Inhalational anthrax, also called “woolsorters’ disease,” is an often fatal bacterial infection caused by Bacillus anthracis, an encapsulated, gram-positive, spore-forming bacillus. Naturally occurring cases are extremely rare.
Bacillus anthracis has been classified by the CDC as a Category A bioterrorism agent due to its high lethality, hardiness, and ease of weaponization. The spores, which are resistant to heat, UV light, microwave radiation, and many otherwise useful disinfectants, can remain dormant in soil for years. If anthrax were to be weaponized, the most likely method of dispersal would be by aerosol release.
A single case of inhalational anthrax should be assumed to be a bioterrorist threat and a public health emergency. The incubation period for inhalational anthrax is usually 1-13 days and, rarely, up to 60 days. In the past, there were considered to be 2 stages of anthrax: early and late. On the basis of the clinical, radiologic, and microbiologic findings of the 11 inhalational anthrax victims in 2001, 3 stages have been identified.

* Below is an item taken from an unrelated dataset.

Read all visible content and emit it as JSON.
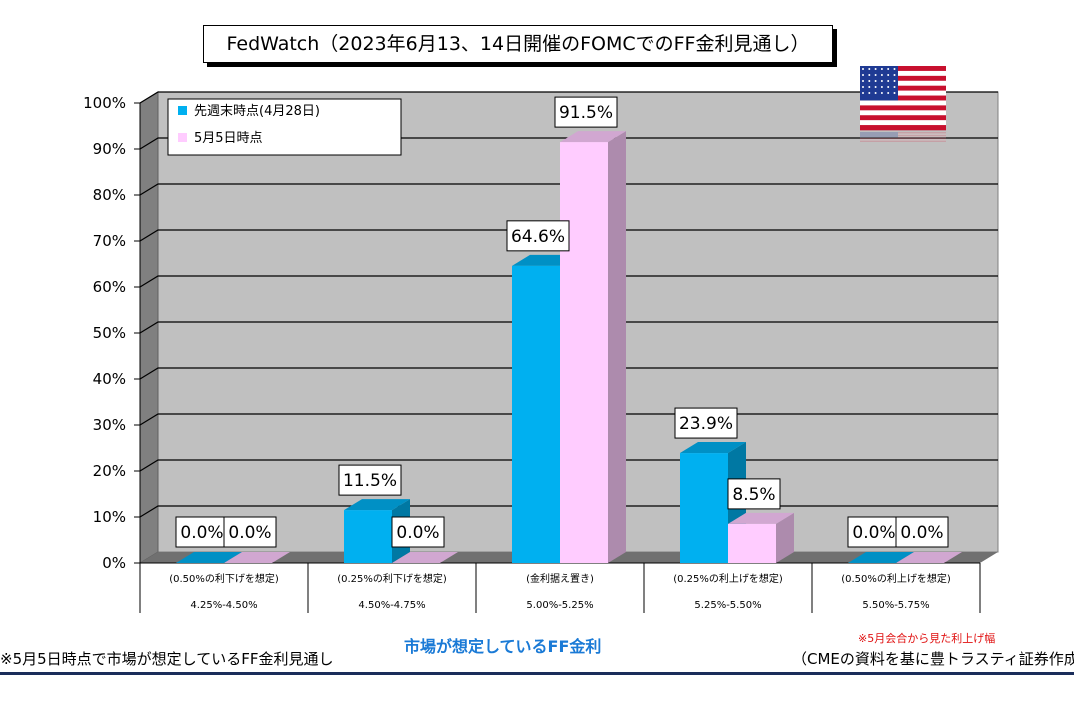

The first stage consists of nonspecific symptoms such as fever, dyspnea, cough, headache, vomiting, chills, weakness, abdominal pain, and chest pain. Laboratory tests are also nonspecific at this stage. If diagnosed in the early prodrome stage, the prognosis is very good if the appropriate antibiotics are instituted. These initial symptoms occur for 24-48 hours, and the patient may show signs of transient improvement after 2-4 days.
Inclusion criteria can be any one of the following: positive blood cultures, mediastinal adenopathy, or pleural effusions. The patient may also have nonspecific findings such as high fever, dyspnea, confusion, syncope, and nausea/vomiting. If diagnosed in this stage, the prognosis is still good if antibiotics are administered, pleural fluid is drained, and supportive care is provided.
Inclusion criteria can be one of the following: meningitis, respiratory failure (requiring mechanical ventilation), or shock. Findings from the previous stages may be present. The latter fatal manifestations are believed to be the result of exotoxins secreted by the anthrax bacilli (lethal factor, edema factor, protective antigen). If diagnosed in this stage, the prognosis is poor; survival is much less likely.
Exact mortality rates are hard to determine. Historically, mortality rates have been as high as 89%, but many of these cases were before the development of critical care units or even antibiotics. Prior to the events of 2001, there had not been a reported case of inhalational anthrax since 1978. In 2001, there were 11 cases of inhalational anthrax attributed to terrorist events, 5 of which resulted in death.
Bacillus anthracis is present in both domestic and wild animals throughout the world (mainly in agricultural regions of South and Central America, Southern and Eastern Europe, Asia, Africa, the Caribbean, and the Middle East) and can be transmitted by their meat, wool, or hides. Therefore, veterinarians and those in the meat-, wool-, or hide-processing industries are the most at risk for contracting naturally occurring inhalational anthrax. Inhalational anthrax should be considered in postal workers and those who handle mail or packages when the patient presentation includes the symptoms listed above. Anthrax is rarely found in animals in the United States. Person-to-person transmission of inhalational anthrax does not occur.
The anthrax vaccine is a cell-free filtrate vaccine. The CDC regulates its use. In 2002, the US Department of Defense reintroduced the vaccination of military personnel and essential emergency civilians against anthrax.